Ihr Browser ist veraltet. Bitte aktualiseren Sie auf Edge, Chrome, Firefox.
X
Roman Signer, Strassenbilder: Karpaten, Ukraine, Rumänien, 2005
Farbfotografie auf Papier, 31 x 49 cm
Aargauer Kunsthaus Aarau
Copyright: Roman Signer

Die Sammlungstätigkeit des Aargauer Kunsthauses in Bezug auf Roman Signer (*1938) reicht weit zurück. 1980 kaufte das Haus erstmals eine Werkserie des Ostschweizer Künstlers an – 54 Grafiken, die zwischen 1974 und 1976 entstanden sind. Knapp zehn Jahre später wurde die Sammlung mit dem Ankauf einer Auswahl von Signers berühmten Super-8-Filme erweitert. Nebst den Filmen prägt vor allem das skulpturale Schaffen des Künstlers den Bestand der Sammlung. Als Beispiele hierfür können die Objekte „Film für einen Fluss“ (1985), „Zwei Fahnen“ (1986) oder „Velo“ (2006) genannt werden. Die zweiteilige Skulptur Velo, ein zersägtes Rennrad in einem blauen Fass, liess der Künstler dem Aargauer Kunsthaus als Geschenk zukommen – als Zeichen der langjährigen Verbundenheit. Heute zählen insgesamt 89 Arbeiten aus Signers umfangreichem Gesamtwerk zum Besitz des Aargauer Kunsthauses. Einen stattlichen Anteil macht dabei die Neuerwerbung von 2011 aus, die eindrückliche 47-teilige Fotoserie „Strassenbilder: Karpaten, Ukraine, Rumänien“ (2005). Diese stellt eine besondere Position im Schaffen des Künstlers dar und ist eine wichtige Ergänzung der bedeutenden Sammlungsbestände.

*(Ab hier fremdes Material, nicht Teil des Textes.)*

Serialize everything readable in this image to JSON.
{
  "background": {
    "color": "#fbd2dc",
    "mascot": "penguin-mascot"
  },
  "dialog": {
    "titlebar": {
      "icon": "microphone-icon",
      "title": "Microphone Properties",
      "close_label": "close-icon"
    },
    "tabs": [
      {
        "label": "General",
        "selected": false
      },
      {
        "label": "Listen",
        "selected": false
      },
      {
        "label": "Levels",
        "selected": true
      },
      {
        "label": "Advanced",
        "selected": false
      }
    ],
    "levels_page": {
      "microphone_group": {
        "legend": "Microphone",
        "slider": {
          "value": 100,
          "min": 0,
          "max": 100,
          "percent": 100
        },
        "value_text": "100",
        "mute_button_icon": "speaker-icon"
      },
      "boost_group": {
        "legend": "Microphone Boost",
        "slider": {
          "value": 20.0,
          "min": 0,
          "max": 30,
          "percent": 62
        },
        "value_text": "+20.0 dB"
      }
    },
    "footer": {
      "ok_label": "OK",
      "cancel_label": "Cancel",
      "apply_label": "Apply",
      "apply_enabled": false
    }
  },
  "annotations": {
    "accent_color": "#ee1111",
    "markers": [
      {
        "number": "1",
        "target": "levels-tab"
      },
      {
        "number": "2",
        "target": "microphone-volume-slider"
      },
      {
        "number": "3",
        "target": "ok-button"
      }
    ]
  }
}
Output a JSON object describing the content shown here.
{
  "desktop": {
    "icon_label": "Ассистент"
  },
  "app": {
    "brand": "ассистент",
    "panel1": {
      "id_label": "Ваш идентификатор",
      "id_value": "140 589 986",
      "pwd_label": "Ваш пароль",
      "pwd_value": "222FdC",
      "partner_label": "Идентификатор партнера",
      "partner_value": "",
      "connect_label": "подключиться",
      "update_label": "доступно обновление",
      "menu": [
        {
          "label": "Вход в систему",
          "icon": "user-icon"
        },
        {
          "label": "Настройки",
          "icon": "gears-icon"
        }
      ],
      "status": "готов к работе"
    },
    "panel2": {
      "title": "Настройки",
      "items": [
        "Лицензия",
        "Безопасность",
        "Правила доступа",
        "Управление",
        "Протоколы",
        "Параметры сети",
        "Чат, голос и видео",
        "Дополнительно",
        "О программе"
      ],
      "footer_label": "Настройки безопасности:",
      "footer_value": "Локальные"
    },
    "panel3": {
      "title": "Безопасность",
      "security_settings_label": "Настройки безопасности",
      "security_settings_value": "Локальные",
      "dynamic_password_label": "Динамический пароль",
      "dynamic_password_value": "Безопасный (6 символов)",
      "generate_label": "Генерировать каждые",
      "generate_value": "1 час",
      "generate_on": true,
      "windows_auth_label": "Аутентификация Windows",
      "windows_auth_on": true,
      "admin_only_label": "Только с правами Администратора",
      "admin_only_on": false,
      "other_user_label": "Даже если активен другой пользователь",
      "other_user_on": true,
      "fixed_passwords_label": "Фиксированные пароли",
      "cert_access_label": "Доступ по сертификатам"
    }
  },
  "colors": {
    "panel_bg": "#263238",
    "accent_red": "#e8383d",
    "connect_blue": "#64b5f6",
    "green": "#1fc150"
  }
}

Entstanden sind die Fotografien während Signers Reisen durch den Südosten Europas, wobei der Künstler auf Landstrassen vorgefundene Alltagsszenarien ablichtete. Es sind improvisierte Verkaufsstände und Gedenkstätten zur Erinnerung an Verkehrsopfer, die Signer in den Fokus seiner Kamera nahm. Die Gedenkstätten aus Kreuzen und farbenprächtigen, teils natürlichen, teils künstlichen Gartenblumen oder aus Gestängen mit hängenden Kränzen sind oft aufwendig gestaltet. Auch die Früchte und das Gemüse wurden sorgfältig auf den Tischchen und Schemeln ausgelegt. Durch die fotografische Inszenierung dieser alltäglichen Arrangements erscheinen sie wie künstlerische Installationen von hoher ästhetischer Qualität.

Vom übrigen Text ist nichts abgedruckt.